The famous 18th- and 19th-century French gourmand Brillat-Savarin once wrote that he observed a diner consume 32 dozen oysters before he went on to eat a full dinner. A bit over the top? Probably. However, on a recent evening, when a server at The Château Anna Maria set down one of the restaurant’s extravagant seafood towers on my table, such gluttony didn’t seem so off the wall.
A multi-tiered display, the tower (it goes for market price, and was recently $135) is an elegant structure, with a metal foundation and ice for the masonry, all supporting a feast from the sea that includes poached Maine lobster, king and snow crab, shrimp and tuna. There are also raw oysters, although the tower is only home to six, not nearly enough to please Brillat-Savarin’s dining companion.
It’s difficult to imagine a better start to a special occasion meal with people you like. Clink oyster shells like you would with Champagne glasses and down the bivalves’ sweet and saline meat and liquor, before tearing into the crab, lobster and shrimp. The flavors are perfect—just the clean, pure aroma of icy seawater on a cold, clear day. (The tuna, sprinkled with sesame seeds and quickly seared, is fine, but gets lost in the shuffle.) As a rule, great seafood should be presented as simply as possible. The seafood tower shows why.
The Château opened in late 2020 inside the Waterline Villas & Marina property in Holmes Beach on Anna Maria Island. Owned by Buddy Foy Jr., and his wife, Jennifer, it’s an adaptation of a similar restaurant named The Château on the Lake that they started in a small town in upstate New York. The New York restaurant was featured on the Food Network show Summer Rush, which documented the extended Foy family’s efforts to manage the region’s intense seasonal tourist surge.
The idea of a château, a gilded country house, may seem at odds with life on Anna Maria, where a cheeseburger from Duffy’s Tavern in your bathing suit qualifies as fine dining, but the design makes it work. Chandeliers brighten the restaurant’s two dining rooms, which straddle the Waterline lobby, and fancy accents give the space a refined air. But it isn’t so fancy that you’ll feel embarrassed slurping on a crab claw.

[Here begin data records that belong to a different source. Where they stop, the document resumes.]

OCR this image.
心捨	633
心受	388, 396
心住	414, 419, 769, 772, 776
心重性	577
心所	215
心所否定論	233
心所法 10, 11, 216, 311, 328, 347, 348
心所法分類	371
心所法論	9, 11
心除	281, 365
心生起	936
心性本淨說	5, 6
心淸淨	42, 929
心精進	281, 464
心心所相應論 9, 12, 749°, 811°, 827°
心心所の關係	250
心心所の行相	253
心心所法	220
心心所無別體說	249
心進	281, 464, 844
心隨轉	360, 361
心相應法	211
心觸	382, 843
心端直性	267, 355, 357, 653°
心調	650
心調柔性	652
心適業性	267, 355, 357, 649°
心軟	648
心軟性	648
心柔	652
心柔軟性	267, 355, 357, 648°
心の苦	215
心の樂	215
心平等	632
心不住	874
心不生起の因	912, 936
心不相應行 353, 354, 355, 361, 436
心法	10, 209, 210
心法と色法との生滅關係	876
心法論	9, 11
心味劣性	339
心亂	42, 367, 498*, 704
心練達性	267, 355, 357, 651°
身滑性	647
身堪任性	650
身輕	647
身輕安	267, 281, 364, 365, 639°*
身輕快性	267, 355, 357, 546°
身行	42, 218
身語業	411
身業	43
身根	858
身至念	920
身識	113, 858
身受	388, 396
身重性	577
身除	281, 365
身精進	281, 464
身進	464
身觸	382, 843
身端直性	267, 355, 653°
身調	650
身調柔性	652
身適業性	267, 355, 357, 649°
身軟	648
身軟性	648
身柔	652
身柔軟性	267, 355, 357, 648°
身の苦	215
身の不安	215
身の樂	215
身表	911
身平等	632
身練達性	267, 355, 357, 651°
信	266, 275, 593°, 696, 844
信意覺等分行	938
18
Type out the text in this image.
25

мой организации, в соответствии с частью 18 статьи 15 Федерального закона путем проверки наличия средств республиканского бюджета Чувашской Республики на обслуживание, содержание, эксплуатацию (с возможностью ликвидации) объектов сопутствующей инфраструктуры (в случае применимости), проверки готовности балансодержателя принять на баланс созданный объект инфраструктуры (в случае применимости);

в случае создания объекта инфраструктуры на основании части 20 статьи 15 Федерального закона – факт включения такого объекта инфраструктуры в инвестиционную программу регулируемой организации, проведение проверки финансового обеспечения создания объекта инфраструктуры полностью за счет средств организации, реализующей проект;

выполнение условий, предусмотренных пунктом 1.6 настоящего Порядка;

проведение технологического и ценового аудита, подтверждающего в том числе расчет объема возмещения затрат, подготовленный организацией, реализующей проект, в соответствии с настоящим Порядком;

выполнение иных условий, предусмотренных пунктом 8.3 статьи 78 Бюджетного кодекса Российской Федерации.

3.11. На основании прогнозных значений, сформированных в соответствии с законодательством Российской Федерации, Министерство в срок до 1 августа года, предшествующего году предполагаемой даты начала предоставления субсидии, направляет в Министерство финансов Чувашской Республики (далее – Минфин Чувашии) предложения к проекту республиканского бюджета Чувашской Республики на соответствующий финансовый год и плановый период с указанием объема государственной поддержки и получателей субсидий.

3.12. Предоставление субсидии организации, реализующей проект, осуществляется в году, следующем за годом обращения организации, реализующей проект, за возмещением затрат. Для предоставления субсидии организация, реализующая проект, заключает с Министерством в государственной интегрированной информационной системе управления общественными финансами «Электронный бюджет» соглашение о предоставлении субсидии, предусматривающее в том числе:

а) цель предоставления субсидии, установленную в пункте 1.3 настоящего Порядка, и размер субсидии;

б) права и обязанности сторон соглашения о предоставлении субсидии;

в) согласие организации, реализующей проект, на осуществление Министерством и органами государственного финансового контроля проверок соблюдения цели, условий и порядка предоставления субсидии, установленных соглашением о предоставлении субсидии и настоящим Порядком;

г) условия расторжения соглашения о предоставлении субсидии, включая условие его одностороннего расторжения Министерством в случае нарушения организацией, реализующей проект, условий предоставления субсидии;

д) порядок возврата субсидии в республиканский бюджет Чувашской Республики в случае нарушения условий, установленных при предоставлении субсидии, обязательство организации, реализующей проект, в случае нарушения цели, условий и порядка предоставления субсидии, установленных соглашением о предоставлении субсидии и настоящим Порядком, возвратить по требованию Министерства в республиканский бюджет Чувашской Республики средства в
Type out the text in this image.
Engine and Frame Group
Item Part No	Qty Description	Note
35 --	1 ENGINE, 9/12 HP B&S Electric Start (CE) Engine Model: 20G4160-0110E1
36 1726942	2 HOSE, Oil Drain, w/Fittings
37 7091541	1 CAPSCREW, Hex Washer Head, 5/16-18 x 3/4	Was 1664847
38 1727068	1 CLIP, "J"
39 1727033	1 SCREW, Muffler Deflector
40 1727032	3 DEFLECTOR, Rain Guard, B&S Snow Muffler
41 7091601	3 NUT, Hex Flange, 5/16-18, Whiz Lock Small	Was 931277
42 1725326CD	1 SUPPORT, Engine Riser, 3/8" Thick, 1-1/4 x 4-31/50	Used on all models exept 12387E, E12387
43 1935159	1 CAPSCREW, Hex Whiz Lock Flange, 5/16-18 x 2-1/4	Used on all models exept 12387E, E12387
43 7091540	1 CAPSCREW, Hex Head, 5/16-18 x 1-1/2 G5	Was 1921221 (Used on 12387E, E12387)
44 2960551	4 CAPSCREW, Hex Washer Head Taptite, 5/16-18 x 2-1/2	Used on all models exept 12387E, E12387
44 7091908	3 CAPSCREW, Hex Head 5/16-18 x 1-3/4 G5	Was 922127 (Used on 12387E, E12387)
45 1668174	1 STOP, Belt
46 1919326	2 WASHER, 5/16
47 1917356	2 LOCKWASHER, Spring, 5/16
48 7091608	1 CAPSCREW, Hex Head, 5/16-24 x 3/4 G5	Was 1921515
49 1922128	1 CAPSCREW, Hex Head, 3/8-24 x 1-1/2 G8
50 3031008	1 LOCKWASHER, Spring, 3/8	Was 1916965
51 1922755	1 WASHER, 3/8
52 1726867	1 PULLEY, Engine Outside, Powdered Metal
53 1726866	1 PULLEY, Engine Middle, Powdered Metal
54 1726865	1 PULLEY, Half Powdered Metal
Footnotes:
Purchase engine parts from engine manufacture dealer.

Beyond the seafood tower, the restaurant specializes in meat, pasta and fish. A “chef’s cut” steak (market price, recently $59) is made with a New York strip rubbed with South African spices and grilled until it bears a crackling exterior, while the inside comes right to the temperature you like. A bowl of fettuccine made with house-made duck confit ($48), meanwhile, is too rich. The meat, cooked slowly in rendered fat, is intensely flavorful, and the pasta is served al dente, but the final package could use something bright or acidic to lighten the bowl.
The menu changes over time, but you’ll likely also find good fish entrées with species like black grouper and red snapper, plus ravioli and meats like pork and chicken. If the seafood tower doesn’t wear you out, order the grilled clams appetizer ($16). The clams come in a bath of creamy roasted red pepper broth, with nuggets of crispy pancetta and grilled corn.
The flavors on the cocktail menu aren’t as wild or imaginative as you might get at other craft bars, like the nearby Doctor’s Office, but the drinks are sturdy and satisfying. A smoked maple Old Fashioned ($17) tastes like fall in a tumbler, while “The Château” ($14) is more like summer vacation, with cucumber-infused vodka, St. Germain elderflower liqueur, lime juice and soda water. Like the seafood tower, they’re a great way to start a meal, any meal.